李克农说,既然你是国民党的王牌发报员,那今天就最后再给你的上司发一封电报,内容我来说,你来发。
计兆祥哪敢不从,颤颤巍巍地把手放在了发报键上。
05
这一刻,历史仿佛凝固了。
在北京南池子的这间小屋里,共产党的特工首脑,正在指挥国民党的特务,给国民党的特务头子发报。
这操作,简直是前无古人。
李克农吐了一口烟圈,缓缓念出了那段著名的电文:
“毛人凤先生,被你们反复吹嘘的‘万能潜伏台’已被起获,少校台长计兆祥束手被擒……你们现在是寄人篱下,好景不长。你若率部来归,我李克农可以保证你们安全。告诉你,发报的报务员就是计兆祥。

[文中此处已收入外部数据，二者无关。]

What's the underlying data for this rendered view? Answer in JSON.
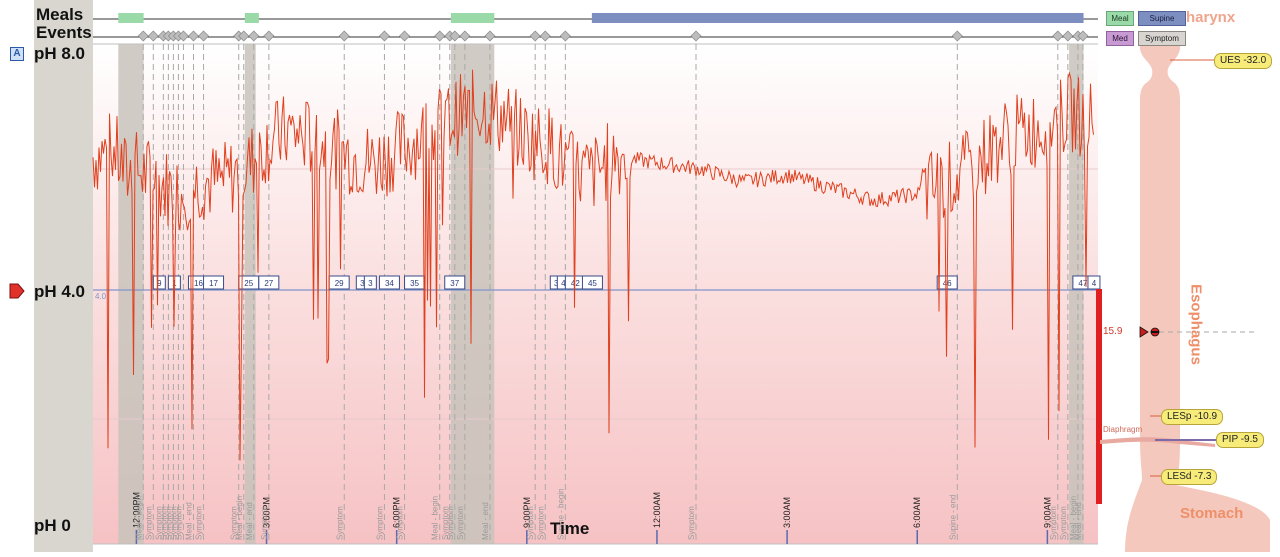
{
  "axis": {
    "meals_label": "Meals",
    "events_label": "Events",
    "ph_high_label": "pH 8.0",
    "ph_mid_label": "pH 4.0",
    "ph_low_label": "pH 0",
    "ph_line_value": "4.0",
    "time_label": "Time",
    "a_badge": "A"
  },
  "legend": {
    "meal": "Meal",
    "supine": "Supine",
    "med": "Med",
    "symptom": "Symptom"
  },
  "anatomy": {
    "pharynx": "harynx",
    "esophagus": "Esophagus",
    "stomach": "Stomach",
    "diaphragm": "Diaphragm",
    "ues": "UES -32.0",
    "lesp": "LESp -10.9",
    "pip": "PIP  -9.5",
    "lesd": "LESd  -7.3",
    "sensor_value": "15.9"
  },
  "colors": {
    "trace": "#e0401e",
    "meal_bar": "#9ad9a8",
    "supine_bar": "#7d8fc0",
    "med_box": "#c79ad3",
    "grey_band": "#c8c3bb",
    "ph4_line": "#7f95c9",
    "anatomy": "#f4c8bc",
    "label_yellow": "#f7ec7a"
  },
  "chart_data": {
    "type": "line",
    "title": "",
    "xlabel": "Time",
    "ylabel": "pH",
    "ylim": [
      0,
      8
    ],
    "x_ticks": [
      "12:00PM",
      "3:00PM",
      "6:00PM",
      "9:00PM",
      "12:00AM",
      "3:00AM",
      "6:00AM",
      "9:00AM"
    ],
    "threshold": 4.0,
    "supine_period": {
      "start": "10:30PM",
      "end": "9:50AM"
    },
    "meal_periods": [
      {
        "start": "11:35AM",
        "end": "12:10PM"
      },
      {
        "start": "2:30PM",
        "end": "2:45PM"
      },
      {
        "start": "7:15PM",
        "end": "8:15PM"
      },
      {
        "start": "9:30AM",
        "end": "9:50AM"
      }
    ],
    "event_labels": [
      "Meal - begin",
      "Symptom",
      "Symptom",
      "Symptom",
      "Symptom",
      "Symptom",
      "Symptom",
      "Meal - end",
      "Symptom",
      "Symptom",
      "Meal - begin",
      "Meal - end",
      "Symptom",
      "Symptom",
      "Symptom",
      "Symptom",
      "Meal - begin",
      "Symptom",
      "Symptom",
      "Symptom",
      "Meal - end",
      "Symptom",
      "Symptom",
      "Supine - begin",
      "Symptom",
      "Supine - end",
      "Symptom",
      "Symptom",
      "Meal - begin",
      "Meal - end"
    ],
    "episode_numbers": [
      "9",
      "1",
      "16",
      "17",
      "25",
      "27",
      "29",
      "3",
      "3",
      "34",
      "35",
      "37",
      "3",
      "4",
      "42",
      "45",
      "46",
      "47",
      "4"
    ],
    "series": [
      {
        "name": "",
        "x": [
          "11:00AM",
          "11:30AM",
          "11:45AM",
          "12:00PM",
          "12:30PM",
          "1:00PM",
          "1:30PM",
          "2:00PM",
          "2:30PM",
          "3:00PM",
          "3:30PM",
          "4:00PM",
          "5:00PM",
          "5:30PM",
          "6:00PM",
          "6:30PM",
          "7:00PM",
          "7:30PM",
          "8:00PM",
          "8:30PM",
          "9:00PM",
          "9:30PM",
          "10:00PM",
          "10:30PM",
          "11:00PM",
          "12:00AM",
          "1:00AM",
          "2:00AM",
          "3:00AM",
          "4:00AM",
          "5:00AM",
          "6:00AM",
          "7:00AM",
          "8:00AM",
          "9:00AM",
          "9:30AM",
          "10:00AM"
        ],
        "y": [
          6.2,
          6.3,
          5.9,
          6.0,
          5.8,
          5.6,
          5.8,
          5.8,
          6.0,
          6.4,
          6.6,
          6.5,
          6.2,
          6.1,
          6.3,
          6.5,
          6.7,
          6.9,
          7.0,
          6.8,
          6.5,
          6.4,
          6.0,
          5.9,
          6.2,
          6.1,
          6.0,
          5.8,
          5.9,
          5.7,
          5.5,
          5.6,
          5.9,
          6.5,
          6.7,
          6.9,
          6.8
        ]
      }
    ]
  }
}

”
随着“滴滴答答”的电报声,这段充满了嘲讽和自信的文字,跨越了海峡,飞到了台湾保密局的收报机上。
想象一下当时毛人凤的表情吧。
据说,当毛人凤看到这封电报译文的时候,整个人都傻了。
他拿着电报的手一直在抖,脸色铁青,半天说不出一句话来。
这哪里是电报,这简直就是一记响亮的耳光,隔着几千公里,狠狠地扇在了他的脸上。
他引以为傲的王牌,他精心布局的暗杀计划,在李克农面前,就像个笑话一样脆弱。
更绝的是那句“告诉你,发报的报务员就是计兆祥”。
这不仅是示威,更是一种心理上的碾压:你的人,现在正乖乖听我指挥呢。
这种杀人诛心的手段,比直接骂他一顿还要让他难受一万倍。
这封电报发出去之后,计兆祥的价值也就到头了。
1950年6月2日,北京的天气已经热了起来。
计兆祥被押赴刑场,执行枪决。
随着一声枪响,这个曾在天安门旁潜伏、妄图颠覆历史的特务,结束了他罪恶的一生。
那年他才24岁,本该是大好年华,却偏偏走上了一条不归路。
而毛主席,早在3月份就平平安安地回到了北京。
那个所谓的“东北技术纵队”,在计兆祥被抓后不久,也被咱们的公安部门一锅端了。
那两个从天而降准备搞破坏的特务,刚落地就被民兵给摁住了。
这场惊心动魄的暗战,最终以咱们的完胜告终。
计兆祥这人也是想瞎了心,1950年还敢在天子脚下玩潜伏,结果把自己玩进了死胡同,活了不到25岁。
为了点赏金和虚名,连命都不要了,到头来那钱也没花出去,反倒是给自己买了一颗枪子儿。
毛人凤在台湾估计气得把桌子都掀了,自己花大价钱培养的王牌,最后成了给对手传话的工具,这买卖做得是真亏。
这事儿说到底,就是心术不正必自毙,跟人民作对的,不管藏得再深,最后都得是这个下场。